It’s April 1961. John F. Kennedy has been the President of the United States of America for less than four months with the disastrous Bay of Pigs Invasion ramping up tensions between the USA, Cuba and Soviet Russia. In Illinois the Clown, a serial killer named for the oil paint he leaves on his victims’ faces, is all over the news; four victims in four months with no apparent connection or reason. Alex Poliac, a simple engineer at a technological research centre, knows there is a connection, and has a list of names both the commie hunting FBI and the ruthless KGB want. Today Alex is burying his wife Alice, killed in a hit-and-run accident. Does her death have something to do with what Alex knows? Alice’s best friend Laura is hiding something and since her arrival two years prior Alice changed. When he confronts Laura Alex knows things aren’t right. With his life in jeopardy Alex takes his son Rob, boosts a car and heads out along Route 66 to warn the people on his list. In an America feverish with J. Edgar Hoover’s witch hunt for communist spies and sympathisers, Alex and Rob have to track down their mysterious Uncle Sasha while staying one step ahead of their pursuers.

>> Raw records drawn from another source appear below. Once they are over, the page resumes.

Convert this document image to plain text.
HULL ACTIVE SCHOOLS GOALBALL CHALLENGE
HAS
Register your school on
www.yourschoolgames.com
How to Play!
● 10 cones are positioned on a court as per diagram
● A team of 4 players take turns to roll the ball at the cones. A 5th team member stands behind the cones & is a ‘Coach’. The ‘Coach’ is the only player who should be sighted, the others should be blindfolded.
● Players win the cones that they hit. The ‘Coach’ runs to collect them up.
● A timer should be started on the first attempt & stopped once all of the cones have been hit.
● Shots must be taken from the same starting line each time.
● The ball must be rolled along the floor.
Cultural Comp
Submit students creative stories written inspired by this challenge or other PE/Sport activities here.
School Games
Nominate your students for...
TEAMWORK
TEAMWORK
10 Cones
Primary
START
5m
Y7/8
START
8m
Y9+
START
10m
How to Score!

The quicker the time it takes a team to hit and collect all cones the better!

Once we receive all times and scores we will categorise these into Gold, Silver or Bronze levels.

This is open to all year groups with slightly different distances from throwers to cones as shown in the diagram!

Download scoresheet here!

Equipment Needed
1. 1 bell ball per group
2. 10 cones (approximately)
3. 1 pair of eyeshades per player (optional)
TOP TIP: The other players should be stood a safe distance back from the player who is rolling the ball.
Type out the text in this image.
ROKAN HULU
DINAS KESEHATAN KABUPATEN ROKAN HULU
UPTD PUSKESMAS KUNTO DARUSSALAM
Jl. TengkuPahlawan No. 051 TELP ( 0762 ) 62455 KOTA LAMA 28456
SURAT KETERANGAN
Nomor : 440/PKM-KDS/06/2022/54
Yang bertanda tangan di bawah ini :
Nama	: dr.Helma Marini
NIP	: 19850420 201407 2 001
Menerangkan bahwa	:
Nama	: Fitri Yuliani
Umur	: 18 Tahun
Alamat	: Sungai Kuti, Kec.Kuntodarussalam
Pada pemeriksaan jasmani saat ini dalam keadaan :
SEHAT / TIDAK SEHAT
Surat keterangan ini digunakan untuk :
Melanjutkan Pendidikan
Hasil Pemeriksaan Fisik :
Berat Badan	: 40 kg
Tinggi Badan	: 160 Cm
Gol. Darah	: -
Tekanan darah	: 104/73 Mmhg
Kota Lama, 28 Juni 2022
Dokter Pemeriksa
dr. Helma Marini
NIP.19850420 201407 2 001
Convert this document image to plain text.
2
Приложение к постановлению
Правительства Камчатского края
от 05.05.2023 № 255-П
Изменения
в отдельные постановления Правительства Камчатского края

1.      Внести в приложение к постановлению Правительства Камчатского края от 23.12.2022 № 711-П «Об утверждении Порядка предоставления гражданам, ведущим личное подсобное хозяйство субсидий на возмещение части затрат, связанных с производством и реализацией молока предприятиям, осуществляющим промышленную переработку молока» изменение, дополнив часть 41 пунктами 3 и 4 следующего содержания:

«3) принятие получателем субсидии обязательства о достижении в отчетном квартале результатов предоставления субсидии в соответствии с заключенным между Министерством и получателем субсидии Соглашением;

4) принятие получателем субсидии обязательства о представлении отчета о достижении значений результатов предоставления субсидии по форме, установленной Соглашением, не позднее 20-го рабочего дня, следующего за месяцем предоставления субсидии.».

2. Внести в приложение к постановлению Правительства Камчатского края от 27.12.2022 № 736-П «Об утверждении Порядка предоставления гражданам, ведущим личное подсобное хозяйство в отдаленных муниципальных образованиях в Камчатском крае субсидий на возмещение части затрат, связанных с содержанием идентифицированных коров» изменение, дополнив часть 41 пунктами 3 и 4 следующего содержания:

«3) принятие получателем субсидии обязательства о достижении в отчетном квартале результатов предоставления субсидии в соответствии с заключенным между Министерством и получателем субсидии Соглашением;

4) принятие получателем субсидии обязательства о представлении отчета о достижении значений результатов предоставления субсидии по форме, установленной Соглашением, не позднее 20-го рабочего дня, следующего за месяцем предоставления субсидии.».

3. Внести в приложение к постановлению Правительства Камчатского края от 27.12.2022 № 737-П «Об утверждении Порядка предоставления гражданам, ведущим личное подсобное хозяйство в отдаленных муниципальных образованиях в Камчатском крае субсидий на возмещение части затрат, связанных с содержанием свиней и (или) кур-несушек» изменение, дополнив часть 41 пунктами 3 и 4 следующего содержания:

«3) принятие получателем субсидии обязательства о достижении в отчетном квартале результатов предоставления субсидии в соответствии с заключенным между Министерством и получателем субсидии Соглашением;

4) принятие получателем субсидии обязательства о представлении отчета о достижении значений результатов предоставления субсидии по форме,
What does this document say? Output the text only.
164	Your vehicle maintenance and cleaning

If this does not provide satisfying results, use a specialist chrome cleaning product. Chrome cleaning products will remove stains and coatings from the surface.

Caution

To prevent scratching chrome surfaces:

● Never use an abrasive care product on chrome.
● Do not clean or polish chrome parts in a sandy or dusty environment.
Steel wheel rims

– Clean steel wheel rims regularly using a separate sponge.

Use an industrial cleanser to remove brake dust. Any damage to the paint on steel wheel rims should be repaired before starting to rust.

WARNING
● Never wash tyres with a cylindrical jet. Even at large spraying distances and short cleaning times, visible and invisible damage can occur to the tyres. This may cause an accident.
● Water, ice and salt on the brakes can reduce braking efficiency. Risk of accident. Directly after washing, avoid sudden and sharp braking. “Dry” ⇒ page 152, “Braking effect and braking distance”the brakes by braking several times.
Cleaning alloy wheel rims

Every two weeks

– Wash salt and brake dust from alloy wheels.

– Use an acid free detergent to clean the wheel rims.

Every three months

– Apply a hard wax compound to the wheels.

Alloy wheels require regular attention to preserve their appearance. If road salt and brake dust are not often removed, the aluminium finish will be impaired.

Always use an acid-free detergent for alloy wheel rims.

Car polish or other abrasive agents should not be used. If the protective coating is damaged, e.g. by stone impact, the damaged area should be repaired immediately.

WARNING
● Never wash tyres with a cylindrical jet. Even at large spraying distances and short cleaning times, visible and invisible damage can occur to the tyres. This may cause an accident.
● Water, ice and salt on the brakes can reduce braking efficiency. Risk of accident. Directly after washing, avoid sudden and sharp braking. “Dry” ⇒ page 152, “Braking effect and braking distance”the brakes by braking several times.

Éric Stalner’s The Route 66 List is a tense spy thriller of sleeper agents embedded along the famous Route 66 during 1960s America. It’s well told with Stalner, both writer and artist, pacing the story well and subverting the usual espionage narrative by interesting experimentation. Not having any experience of living in rural USA in the 1960s Stalner does take some shortcuts, but they aren’t intrusive, simply adjusting for a modern readership. There is more than one cast member’s perspective to consider and the slow way he reveals plot developments prompts speculation. Could Alex be involved in his wife’s death? What does Laura know about that event herself?  

Making it a father/son road trip adds flavour, the influence of Road to Perdition apparent while the use of an unknown narrator helps set the political tone. The transition between the narration and the dialogue itself isn’t always smooth, though this is most likely due to translation differences from the original French and it does improve.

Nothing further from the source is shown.